In her seminal book, Trauma and Recovery, American psychiatrist Judith Herman says: “When the traumatic events are of human design, those who bear witness are caught in the conflict between victim and perpetrator. It is morally impossible to remain neutral in this conflict.”

Cait McMahon is a psychologist who heads up the Dart Center’s Asia-Pacific programme. Cait has explored the nexus of journalism and trauma since the mid-1980s.

She says her research suggests journalists need to be crystal clear about what they’re doing when reporting traumatic events because of what she calls the ‘journalist/person dilemma’.

“Journalists would say to me: ‘I didn’t know whether I should act as a journalist or a person in a certain situation’. What they were saying was: ‘should I be objective and detached and observe or should I get in there and do something?’” Cait told me recently.

“The person who chose to respond as a journalist and the person who was quite clear in responding as a person had reasonably low post trauma reactions. The ones who were confused about their role were the ones with the highest post trauma reactions.”

“It seems it doesn’t matter which way you go as long as you’re clear about it and feel good about your decision. It’s the ambivalence that can be your undoing.”

It’s not always this clear cut but I’ve heard stories from other journalists that support this idea. In terms of my own story, I wonder now whether my ambivalence that day was a trauma turning point that I missed.

Since being diagnosed with PTSD in March 2016, most of my psychotherapy has focused on Iraq. I’d paid little attention to Bali until earlier this year when Mary brought it up.

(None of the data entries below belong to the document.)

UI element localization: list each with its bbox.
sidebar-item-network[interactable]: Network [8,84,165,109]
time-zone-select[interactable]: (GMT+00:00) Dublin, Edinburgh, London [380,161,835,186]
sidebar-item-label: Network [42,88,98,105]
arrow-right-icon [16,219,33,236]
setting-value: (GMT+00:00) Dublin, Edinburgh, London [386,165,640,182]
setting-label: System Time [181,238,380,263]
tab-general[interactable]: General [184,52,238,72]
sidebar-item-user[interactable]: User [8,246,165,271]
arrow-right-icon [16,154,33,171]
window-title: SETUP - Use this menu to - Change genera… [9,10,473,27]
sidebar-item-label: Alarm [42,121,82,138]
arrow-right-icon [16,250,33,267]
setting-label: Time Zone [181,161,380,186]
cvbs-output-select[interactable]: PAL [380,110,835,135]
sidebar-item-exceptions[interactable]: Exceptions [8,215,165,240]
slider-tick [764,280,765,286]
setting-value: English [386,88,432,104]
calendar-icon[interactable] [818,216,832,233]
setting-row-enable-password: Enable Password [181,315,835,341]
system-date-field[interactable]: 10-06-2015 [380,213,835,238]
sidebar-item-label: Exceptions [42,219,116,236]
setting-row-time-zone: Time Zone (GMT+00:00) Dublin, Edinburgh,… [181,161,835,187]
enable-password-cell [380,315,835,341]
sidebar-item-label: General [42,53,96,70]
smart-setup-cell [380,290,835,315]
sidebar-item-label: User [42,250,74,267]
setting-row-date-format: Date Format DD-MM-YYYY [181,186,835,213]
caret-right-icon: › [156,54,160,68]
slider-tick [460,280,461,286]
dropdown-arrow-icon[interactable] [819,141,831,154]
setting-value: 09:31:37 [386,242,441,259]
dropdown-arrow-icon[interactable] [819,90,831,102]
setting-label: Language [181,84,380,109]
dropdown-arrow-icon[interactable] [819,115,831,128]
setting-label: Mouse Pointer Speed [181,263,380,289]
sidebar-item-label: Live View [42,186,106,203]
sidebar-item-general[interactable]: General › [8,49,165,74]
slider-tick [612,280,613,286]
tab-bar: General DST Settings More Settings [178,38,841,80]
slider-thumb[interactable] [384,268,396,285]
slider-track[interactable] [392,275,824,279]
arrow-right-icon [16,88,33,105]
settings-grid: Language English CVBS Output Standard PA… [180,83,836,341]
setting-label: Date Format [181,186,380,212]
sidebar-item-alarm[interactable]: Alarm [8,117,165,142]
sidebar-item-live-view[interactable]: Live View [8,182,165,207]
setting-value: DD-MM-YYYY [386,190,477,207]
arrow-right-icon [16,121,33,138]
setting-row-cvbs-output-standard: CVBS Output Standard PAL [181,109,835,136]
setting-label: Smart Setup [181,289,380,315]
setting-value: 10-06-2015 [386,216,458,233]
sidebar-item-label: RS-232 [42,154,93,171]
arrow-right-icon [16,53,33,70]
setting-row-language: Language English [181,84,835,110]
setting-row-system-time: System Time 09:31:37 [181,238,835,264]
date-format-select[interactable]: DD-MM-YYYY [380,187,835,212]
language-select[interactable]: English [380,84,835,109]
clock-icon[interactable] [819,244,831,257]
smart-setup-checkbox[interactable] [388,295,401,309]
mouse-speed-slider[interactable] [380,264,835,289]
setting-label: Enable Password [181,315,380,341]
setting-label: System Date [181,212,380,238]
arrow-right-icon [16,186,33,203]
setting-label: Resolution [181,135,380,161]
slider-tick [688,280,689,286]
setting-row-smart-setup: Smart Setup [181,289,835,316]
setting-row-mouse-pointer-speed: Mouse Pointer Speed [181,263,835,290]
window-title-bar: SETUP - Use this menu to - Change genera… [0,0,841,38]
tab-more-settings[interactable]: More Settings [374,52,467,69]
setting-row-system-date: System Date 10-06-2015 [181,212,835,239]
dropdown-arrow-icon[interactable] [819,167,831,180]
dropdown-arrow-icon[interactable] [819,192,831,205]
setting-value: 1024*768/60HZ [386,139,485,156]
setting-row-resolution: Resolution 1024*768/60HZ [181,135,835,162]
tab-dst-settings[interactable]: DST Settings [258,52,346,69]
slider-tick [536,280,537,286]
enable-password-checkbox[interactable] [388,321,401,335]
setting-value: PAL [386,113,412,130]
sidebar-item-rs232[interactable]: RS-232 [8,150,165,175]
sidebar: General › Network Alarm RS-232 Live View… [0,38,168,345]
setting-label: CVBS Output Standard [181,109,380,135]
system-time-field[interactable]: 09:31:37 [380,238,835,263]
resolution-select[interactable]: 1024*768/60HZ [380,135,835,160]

Mary said I’d begun to shut down emotionally after the Bali bombings. Emotional numbness is a key symptom of PTSD.

My youngest son Harry was born in Singapore roughly five weeks after the attacks. I had flown in from Jakarta the night before Harry’s birth. I left the hospital to return to a hotel a few hours after he was born. I’d told Mary I was tired.

That was in stark contrast to when we’d brought our adopted son Patrick home from a Jakarta orphanage the year before. We’d put him into bed with us and stared at him all night. We couldn’t believe how lucky we were.

That hand in the ruins of the Sari nightclub would be the first of many images to intrude into my head in the years to come. The ambivalence I felt inside Sanglah hospital would return, in Indonesia’s Aceh province during the 2004 Boxing Day tsunami. But this time, I think I recognised it for what it was and rather than confuse and hinder me, it gave me extraordinary passion to bear witness.

Dean Yates was a journalist, bureau chief and editor for Reuters for more than 26 years. He has reported extensively on war, conflict and natural disasters in Southeast Asia and the Middle East. Dean was diagnosed with PTSD in March 2016. He has been admitted three times to the Ward 17 psychiatric unit in Melbourne. Since May 2017, Dean has been head of journalist mental health and wellbeing strategy at Reuters.

This blog was first circulated internally on June 19, 2017.